After almost three weeks of Clear, Calm Mind, weeks when I made art with quiet joy and dug into the second draft of my book about being bipolar, weeks when decisions made themselves; after weeks when the Dark Times of last autumn faded, the inevitable shift came.
First, just a melancholia set in as I watched the last season of Northern Exposure (like getting weepy over Hallmark commercials). Mopping up with Kleenex, I would have called myself hormonal if I still had any Girl Parts. But after the final episode, I felt bereft. I’d binge-watched all six seasons of the show, and now it was over. I have a bad feeling about this, my Inner Han Solo muttered.
Later that day, I shut down during therapy. We hit something big, and it blew all the circuits. My therapist talked and all I could hear was the teacher from the Peanuts cartoons (Wah-wah-wah).
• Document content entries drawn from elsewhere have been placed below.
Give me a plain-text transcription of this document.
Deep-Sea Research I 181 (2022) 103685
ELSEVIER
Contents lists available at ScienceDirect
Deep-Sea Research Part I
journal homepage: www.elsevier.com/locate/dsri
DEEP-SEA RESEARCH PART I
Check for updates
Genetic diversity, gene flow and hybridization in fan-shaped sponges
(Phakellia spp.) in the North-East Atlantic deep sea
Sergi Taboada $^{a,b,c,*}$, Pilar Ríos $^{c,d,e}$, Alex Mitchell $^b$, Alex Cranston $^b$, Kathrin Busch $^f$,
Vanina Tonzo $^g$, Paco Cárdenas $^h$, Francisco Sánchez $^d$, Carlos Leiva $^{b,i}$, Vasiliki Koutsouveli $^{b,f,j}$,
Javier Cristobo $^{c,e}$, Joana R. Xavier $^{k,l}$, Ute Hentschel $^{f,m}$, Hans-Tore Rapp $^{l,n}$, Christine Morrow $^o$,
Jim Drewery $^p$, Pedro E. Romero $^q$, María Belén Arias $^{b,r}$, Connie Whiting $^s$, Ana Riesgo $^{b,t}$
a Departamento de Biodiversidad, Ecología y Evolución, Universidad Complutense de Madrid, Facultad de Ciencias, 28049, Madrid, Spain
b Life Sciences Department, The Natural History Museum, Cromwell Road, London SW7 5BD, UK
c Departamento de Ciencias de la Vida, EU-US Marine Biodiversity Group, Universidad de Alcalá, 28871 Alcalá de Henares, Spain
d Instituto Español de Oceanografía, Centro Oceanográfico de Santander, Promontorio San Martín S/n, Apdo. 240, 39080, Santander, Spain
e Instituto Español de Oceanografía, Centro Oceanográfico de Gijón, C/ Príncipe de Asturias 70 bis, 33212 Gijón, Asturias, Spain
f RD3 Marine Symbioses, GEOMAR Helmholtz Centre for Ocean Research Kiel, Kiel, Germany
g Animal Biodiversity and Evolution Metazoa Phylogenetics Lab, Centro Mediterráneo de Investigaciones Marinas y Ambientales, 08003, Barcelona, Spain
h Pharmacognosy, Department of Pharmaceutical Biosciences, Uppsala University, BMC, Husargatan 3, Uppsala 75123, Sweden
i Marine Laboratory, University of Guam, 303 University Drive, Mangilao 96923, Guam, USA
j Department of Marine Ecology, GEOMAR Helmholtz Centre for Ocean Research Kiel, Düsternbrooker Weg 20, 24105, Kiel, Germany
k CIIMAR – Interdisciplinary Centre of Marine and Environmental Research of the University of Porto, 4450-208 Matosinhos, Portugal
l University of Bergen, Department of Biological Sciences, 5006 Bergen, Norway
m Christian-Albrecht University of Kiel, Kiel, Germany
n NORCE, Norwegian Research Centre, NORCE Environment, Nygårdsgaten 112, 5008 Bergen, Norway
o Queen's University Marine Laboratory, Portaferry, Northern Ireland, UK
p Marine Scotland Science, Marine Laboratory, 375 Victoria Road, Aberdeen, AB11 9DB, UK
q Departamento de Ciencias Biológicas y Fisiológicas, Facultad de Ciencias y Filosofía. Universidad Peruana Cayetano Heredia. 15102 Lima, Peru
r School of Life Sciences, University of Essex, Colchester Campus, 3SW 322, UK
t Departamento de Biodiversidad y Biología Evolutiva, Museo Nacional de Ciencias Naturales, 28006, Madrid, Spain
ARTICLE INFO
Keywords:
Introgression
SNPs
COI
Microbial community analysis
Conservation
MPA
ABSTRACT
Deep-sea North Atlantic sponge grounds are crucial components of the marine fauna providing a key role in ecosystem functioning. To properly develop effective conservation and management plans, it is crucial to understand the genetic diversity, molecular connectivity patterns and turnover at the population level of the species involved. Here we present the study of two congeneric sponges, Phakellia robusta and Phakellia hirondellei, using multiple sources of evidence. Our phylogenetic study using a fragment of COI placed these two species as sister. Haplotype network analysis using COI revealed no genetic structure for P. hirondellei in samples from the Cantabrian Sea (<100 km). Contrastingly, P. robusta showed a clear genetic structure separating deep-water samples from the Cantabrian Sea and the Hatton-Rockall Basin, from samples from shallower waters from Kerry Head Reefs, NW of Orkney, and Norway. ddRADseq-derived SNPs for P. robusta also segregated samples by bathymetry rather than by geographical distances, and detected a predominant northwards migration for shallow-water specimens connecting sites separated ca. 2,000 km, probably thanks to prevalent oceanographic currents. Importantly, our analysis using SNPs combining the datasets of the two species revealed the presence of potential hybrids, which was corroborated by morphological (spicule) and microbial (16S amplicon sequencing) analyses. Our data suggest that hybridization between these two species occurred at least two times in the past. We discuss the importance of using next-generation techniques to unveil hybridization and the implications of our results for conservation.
It takes me a bit to catch up with the shift. I have to find a little spot of compassion and mindfulness where I can change gears. What do I need? What do I have to take care of and what can wait? I will stay home today and do art at my table instead of going to church and the Writing as a Spiritual Practice group that I love. I can make this decision without guilt or self-loathing. It’s what needs to be today.
Tomorrow I will focus on preparing my apartment for the new bed-bug prevention regiment. There’s a lot to do—vacuum, get everything off the floor, pull the furniture away from the walls. I don’t quite understand what will be done, some kind of silicon mist, so I need to get as much stuff under cover as I can. Then, on Tuesday, the cats and I will camp out at friends all day while this procedure takes place. I’m not sure what kind of clean-up will be required once we get back. All I know is that I can’t vacuum for three days.
Stuff like this is stressful on my best day. I had found a rhythm with the quarterly bug-sniffing dog’s visits, but I guess Radar wasn’t as accurate as advertised. Now management has decided on this annual preventative hoo-haw instead. It’s so disruptive and worrisome.
So, I breathe and try to turn my thinking. I don’t have bedbugs, but if my neighbors do, I’m at risk. So this is a good thing. Proactive. And only once a year. I can do this.
And if it’s all I do this week, it will be enough.